MVA e CEST por estado: como não errar
Tabelas, fontes oficiais, cuidados com atualização e ICMS-ST SP por NCM detalhado.
MVA e CEST mudam constantemente — apenas em SP, são mais de 5.000 NCMs com MVA própria, regulamentadas em RICMS-SP arts. 313-A a 313-Z20. São Paulo divulga atualizações via Decretos e Comunicados CAT. CEST tem 7 digitos (segmento + item + especificação). Verificar mensalmente no Confaz Virtual e no portal de cada SEFAZ. Erro de MVA gera autuação com multa de 50% a 100% do tributo.

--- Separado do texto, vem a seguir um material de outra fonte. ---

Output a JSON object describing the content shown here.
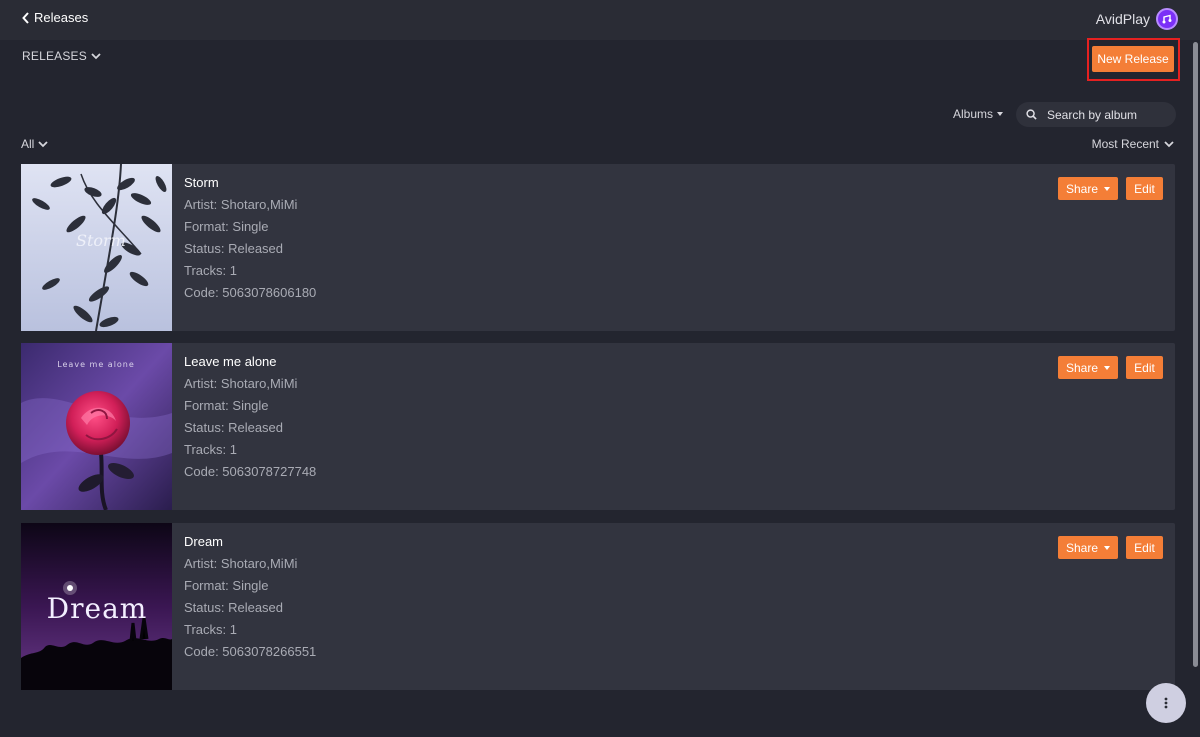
{
  "header": {
    "back_label": "Releases",
    "brand_name": "AvidPlay"
  },
  "toolbar": {
    "section_label": "RELEASES",
    "new_release_label": "New Release",
    "albums_label": "Albums",
    "search_placeholder": "Search by album",
    "filter_label": "All",
    "sort_label": "Most Recent"
  },
  "releases": [
    {
      "title": "Storm",
      "artist": "Artist: Shotaro,MiMi",
      "format": "Format: Single",
      "status": "Status: Released",
      "tracks": "Tracks: 1",
      "code": "Code: 5063078606180",
      "cover_text": "Storm",
      "share_label": "Share",
      "edit_label": "Edit"
    },
    {
      "title": "Leave me alone",
      "artist": "Artist: Shotaro,MiMi",
      "format": "Format: Single",
      "status": "Status: Released",
      "tracks": "Tracks: 1",
      "code": "Code: 5063078727748",
      "cover_text": "Leave me alone",
      "share_label": "Share",
      "edit_label": "Edit"
    },
    {
      "title": "Dream",
      "artist": "Artist: Shotaro,MiMi",
      "format": "Format: Single",
      "status": "Status: Released",
      "tracks": "Tracks: 1",
      "code": "Code: 5063078266551",
      "cover_text": "Dream",
      "share_label": "Share",
      "edit_label": "Edit"
    }
  ],
  "colors": {
    "accent": "#f47e37",
    "background": "#23252f",
    "card": "#32343f",
    "highlight_frame": "#e52121",
    "brand_purple": "#7b2ff7"
  },
  "icons": {
    "back": "chevron-left-icon",
    "brand": "avidplay-logo-icon",
    "dropdown": "chevron-down-icon",
    "search": "search-icon",
    "menu": "more-vertical-icon"
  }
}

Manter MVA e CEST atualizados e o desafio operacional do ICMS-ST. Cada produto, cada estado, cada mes pode ter mudanças. Quem não monitora, paga em multa.
O que é CEST
Código Especificador da Substituição Tributária. Tem 7 digitos no formato AA.BBB.CC, em que AA = segmento (28 segmentos), BBB = item dentro do segmento, CC = especificação. Foi instituido pelo Convenio ICMS 92/2015 e e obrigatorio em todas as NF-e de produtos sujeitos a ST. CEST sem NCM não se sustenta — sempre tem NCM correspondente. NCM sem CEST significa que o produto não esta sujeito a ST nacional (mas pode estar sujeito a ST estadual).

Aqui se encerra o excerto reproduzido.